From the album Perverts
This is a song about someone who mistakes annihilation for transcendence, framing their own destruction as a twelve-step spiritual journey when it's really just addiction relapse. The speaker claims they learned something forbidden ('I want to know what God knows') but the numbered stages read less like enlightenment and more like someone mapping out their descent while calling it ascension. By the end, 'I am nothing' appears twice, bracketing the whole journey, which means nothing actually changed except the speaker's ability to describe their own erasure in prettier language.
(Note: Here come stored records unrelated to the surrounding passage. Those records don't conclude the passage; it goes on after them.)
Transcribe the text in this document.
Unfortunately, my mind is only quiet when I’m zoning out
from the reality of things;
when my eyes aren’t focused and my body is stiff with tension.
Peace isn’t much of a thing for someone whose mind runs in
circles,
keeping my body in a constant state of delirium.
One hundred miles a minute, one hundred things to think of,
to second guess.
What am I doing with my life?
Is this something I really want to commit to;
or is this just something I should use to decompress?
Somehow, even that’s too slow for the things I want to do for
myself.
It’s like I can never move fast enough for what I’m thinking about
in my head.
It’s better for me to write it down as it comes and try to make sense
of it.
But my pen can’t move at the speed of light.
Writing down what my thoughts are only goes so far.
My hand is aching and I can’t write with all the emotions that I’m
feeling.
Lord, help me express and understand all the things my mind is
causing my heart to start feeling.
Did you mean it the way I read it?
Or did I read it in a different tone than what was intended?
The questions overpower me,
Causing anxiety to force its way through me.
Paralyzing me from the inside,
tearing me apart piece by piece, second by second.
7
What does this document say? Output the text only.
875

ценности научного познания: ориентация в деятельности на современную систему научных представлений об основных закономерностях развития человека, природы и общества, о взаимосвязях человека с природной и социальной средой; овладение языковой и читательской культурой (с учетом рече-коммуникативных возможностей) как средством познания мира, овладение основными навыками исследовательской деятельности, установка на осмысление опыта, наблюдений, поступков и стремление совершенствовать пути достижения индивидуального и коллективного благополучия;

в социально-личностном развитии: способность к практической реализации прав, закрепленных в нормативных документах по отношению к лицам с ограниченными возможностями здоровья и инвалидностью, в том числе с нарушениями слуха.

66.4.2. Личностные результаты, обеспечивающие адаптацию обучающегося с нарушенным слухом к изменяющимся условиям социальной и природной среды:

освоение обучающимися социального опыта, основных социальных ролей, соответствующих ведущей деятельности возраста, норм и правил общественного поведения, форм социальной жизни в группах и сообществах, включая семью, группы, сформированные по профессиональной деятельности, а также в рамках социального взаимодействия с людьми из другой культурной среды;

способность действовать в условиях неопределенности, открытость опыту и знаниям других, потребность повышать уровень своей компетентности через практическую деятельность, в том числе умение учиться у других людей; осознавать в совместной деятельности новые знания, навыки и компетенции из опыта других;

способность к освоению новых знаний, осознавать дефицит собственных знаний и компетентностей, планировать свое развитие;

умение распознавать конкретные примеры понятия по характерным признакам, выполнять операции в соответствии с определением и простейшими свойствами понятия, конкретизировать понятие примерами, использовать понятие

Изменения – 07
I will dislocate my jaw to fit it all in
The speaker describes divine knowledge as something that requires physical disfigurement to consume, which reframes 'assimilation' as violence they're performing on themselves to accommodate what they've seen. This isn't passive reception of truth. This is someone forcing themselves to hold more than a body can hold, and the dislocated jaw means they won't be able to speak correctly even if they wanted to warn anyone else.
Send down your cordage of suffocation and let me in / I want to know what God knows, and I will be with Him
She asks God to strangle her as the price of admission, treating suffocation as the mechanism of union rather than its consequence. The 'let me in' grammar makes it sound like she's begging to be allowed into a club, not describing her own death. This is someone who's decided that access to divine knowledge requires her to stop breathing, and she's asking for it by name.
Let me tell you how much I've come to hate you since I began to live
The turn from worship to hatred happens the moment she 'began to live,' which suggests that whatever knowledge she gained made her existence unbearable. She's not mad about being lied to. She's mad that she now has to carry what she learned, and the double 'hate, hate' lands like she's trying to make the feeling bigger by saying it twice because once wasn't enough to match the scale.
I will claw my way back to the Great Dark and we will not speak of this place again
After framing the entire journey as ascent toward God, she now calls existence itself 'this place' and promises to return to pre-birth nothingness and never mention it again. The 'we will not speak' phrasing treats erasure as a mutual agreement, like she's negotiating terms with the void. This reads less like punishment and more like an addict swearing off the thing they already know they'll come back to.
I am that I was as I no longer am for I am nothing
The grammar collapses all tenses into each other so that past, present, and future all arrive at the same endpoint: nothing. She's claiming she's returned to her original state, but the twelve-stage map she just walked through suggests she accumulated something she can't put down. The 'Amen' that follows this line makes the whole song read like a prayer, which means she's been narrating her own destruction to God the entire time and calling it worship.
This song is about someone who convinced themselves that seeing God required their own annihilation, then spent twelve stages narrating their descent while calling it transcendence. The numbered structure makes it sound like a spiritual how-to guide, but the emotional arc is just someone who looked at something they shouldn't have and is now trying to claw their way back to not existing while knowing they can't unlearn what they saw. The final 'Amen' turns the whole thing into a prayer, which means she's been asking God to witness her own destruction the entire time.